Schultz, UCR Chancellor Timothy P. White and other speakers thanked members of the greater Inland Southern California region from government, the philanthropic community, and medical, non-profit and business communities for support of the School of Medicine.
“I want to acknowledge the extraordinary and generous support of the Riverside community, the vision and commitment of Chancellor White, and the courage and tenacity of Dean Olds, and convey the thanks and support of the University of California Office of the President,” said Dr. John D. Stobo, the senior vice president for health sciences and services for the University of California.
White spoke of the medical school as establishing a legacy for the future. “It’s about knowing a need for tomorrow and being able to fight for that because it is so important to the community. This is about California, Californians and our future,” he said.

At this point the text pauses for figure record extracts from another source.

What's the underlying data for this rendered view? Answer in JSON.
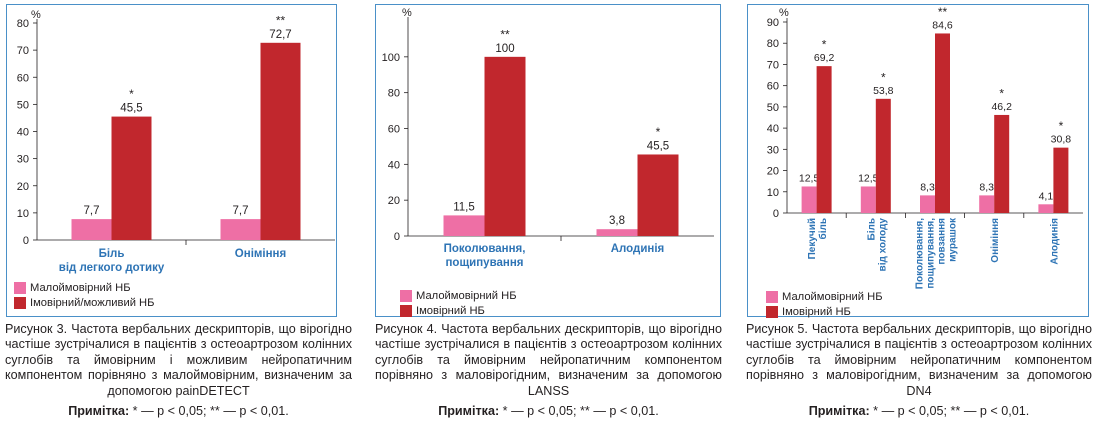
{
  "colors": {
    "low": "#ee6fa5",
    "high": "#c1272d",
    "frame": "#4a90c8",
    "category": "#2e74b5"
  },
  "figures": [
    {
      "caption": "Рисунок 3. Частота вербальних дескрипторів, що вірогідно частіше зустрічалися в пацієнтів з остеоартрозом колінних суглобів та ймовірним і можливим нейропатичним компонентом порівняно з малоймовірним, визначеним за допомогою painDETECT",
      "note_label": "Примітка:",
      "note_text": " * — p < 0,05; ** — p < 0,01.",
      "legend": [
        "Малоймовірний НБ",
        "Імовірний/можливий НБ"
      ]
    },
    {
      "caption": "Рисунок 4. Частота вербальних дескрипторів, що вірогідно частіше зустрічалися в пацієнтів з остеоартрозом колінних суглобів та ймовірним нейропатичним компонентом порівняно з маловірогідним, визначеним за допомогою LANSS",
      "note_label": "Примітка:",
      "note_text": " * — p < 0,05; ** — p < 0,01.",
      "legend": [
        "Малоймовірний НБ",
        "Імовірний НБ"
      ]
    },
    {
      "caption": "Рисунок 5. Частота вербальних дескрипторів, що вірогідно частіше зустрічалися в пацієнтів з остеоартрозом колінних суглобів та ймовірним нейропатичним компонентом порівняно з маловірогідним, визначеним за допомогою DN4",
      "note_label": "Примітка:",
      "note_text": " * — p < 0,05; ** — p < 0,01.",
      "legend": [
        "Малоймовірний НБ",
        "Імовірний НБ"
      ]
    }
  ],
  "chart_data": [
    {
      "type": "bar",
      "ylabel": "%",
      "ylim": [
        0,
        80
      ],
      "yticks": [
        0,
        10,
        20,
        30,
        40,
        50,
        60,
        70,
        80
      ],
      "categories": [
        [
          "Біль",
          "від легкого дотику"
        ],
        [
          "Оніміння"
        ]
      ],
      "series": [
        {
          "name": "Малоймовірний НБ",
          "values": [
            7.7,
            7.7
          ],
          "labels": [
            "7,7",
            "7,7"
          ]
        },
        {
          "name": "Імовірний/можливий НБ",
          "values": [
            45.5,
            72.7
          ],
          "labels": [
            "45,5",
            "72,7"
          ],
          "marks": [
            "*",
            "**"
          ]
        }
      ],
      "legend_position": "bottom-left"
    },
    {
      "type": "bar",
      "ylabel": "%",
      "ylim": [
        0,
        120
      ],
      "yticks": [
        0,
        20,
        40,
        60,
        80,
        100
      ],
      "categories": [
        [
          "Поколювання,",
          "пощипування"
        ],
        [
          "Алодинія"
        ]
      ],
      "series": [
        {
          "name": "Малоймовірний НБ",
          "values": [
            11.5,
            3.8
          ],
          "labels": [
            "11,5",
            "3,8"
          ]
        },
        {
          "name": "Імовірний НБ",
          "values": [
            100,
            45.5
          ],
          "labels": [
            "100",
            "45,5"
          ],
          "marks": [
            "**",
            "*"
          ]
        }
      ],
      "legend_position": "bottom-left"
    },
    {
      "type": "bar",
      "ylabel": "%",
      "ylim": [
        0,
        90
      ],
      "yticks": [
        0,
        10,
        20,
        30,
        40,
        50,
        60,
        70,
        80,
        90
      ],
      "categories": [
        [
          "Пекучий",
          "біль"
        ],
        [
          "Біль",
          "від холоду"
        ],
        [
          "Поколювання,",
          "пощипування,",
          "повзання",
          "мурашок"
        ],
        [
          "Оніміння"
        ],
        [
          "Алодинія"
        ]
      ],
      "series": [
        {
          "name": "Малоймовірний НБ",
          "values": [
            12.5,
            12.5,
            8.3,
            8.3,
            4.1
          ],
          "labels": [
            "12,5",
            "12,5",
            "8,3",
            "8,3",
            "4,1"
          ]
        },
        {
          "name": "Імовірний НБ",
          "values": [
            69.2,
            53.8,
            84.6,
            46.2,
            30.8
          ],
          "labels": [
            "69,2",
            "53,8",
            "84,6",
            "46,2",
            "30,8"
          ],
          "marks": [
            "*",
            "*",
            "**",
            "*",
            "*"
          ]
        }
      ],
      "legend_position": "bottom-left"
    }
  ]
}
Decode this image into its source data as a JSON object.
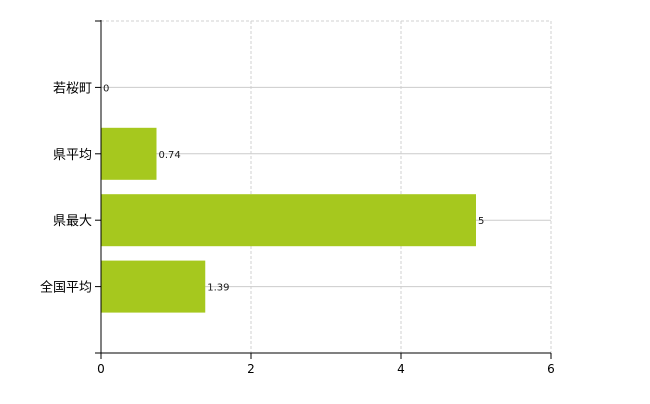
{
  "chart_data": {
    "type": "bar",
    "orientation": "horizontal",
    "categories": [
      "若桜町",
      "県平均",
      "県最大",
      "全国平均"
    ],
    "values": [
      0,
      0.74,
      5,
      1.39
    ],
    "value_labels": [
      "0",
      "0.74",
      "5",
      "1.39"
    ],
    "xlim": [
      0,
      6
    ],
    "xticks": [
      "0",
      "2",
      "4",
      "6"
    ],
    "title": "",
    "xlabel": "",
    "ylabel": "",
    "grid": true,
    "bar_color": "#a6c81e",
    "label_color": "#1a1a1a"
  }
}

Dr. Steve Larson, the Chairman and CEO of Riverside Medical Clinic, closed the formal program: “Working together, we can make it happen. If I could steal a phrase, this is just what the doctors ordered.”
The three-floor School of Medicine Research Building is approximately 58,000 square feet and designed to meet the LEED Silver sustainability standards of the U.S. Green Building Council. It utilizes natural daylighting and a “night flushing” cooling system to take advantage of cool nighttime air, thereby reducing energy usage for air conditioning. A portion of the building materials have recycled content and the landscaping is water-efficient.
The University of California, Riverside (www.ucr.edu) is a doctoral research university, a living laboratory for groundbreaking exploration of issues critical to Inland Southern California, the state and communities around the world. Reflecting California’s diverse culture, UCR’s enrollment has exceeded 20,500 students. The campus will open a medical school in 2012 and has reached the heart of the Coachella Valley by way of the UCR Palm Desert Graduate Center. The campus has an annual statewide economic impact of more than $1 billion.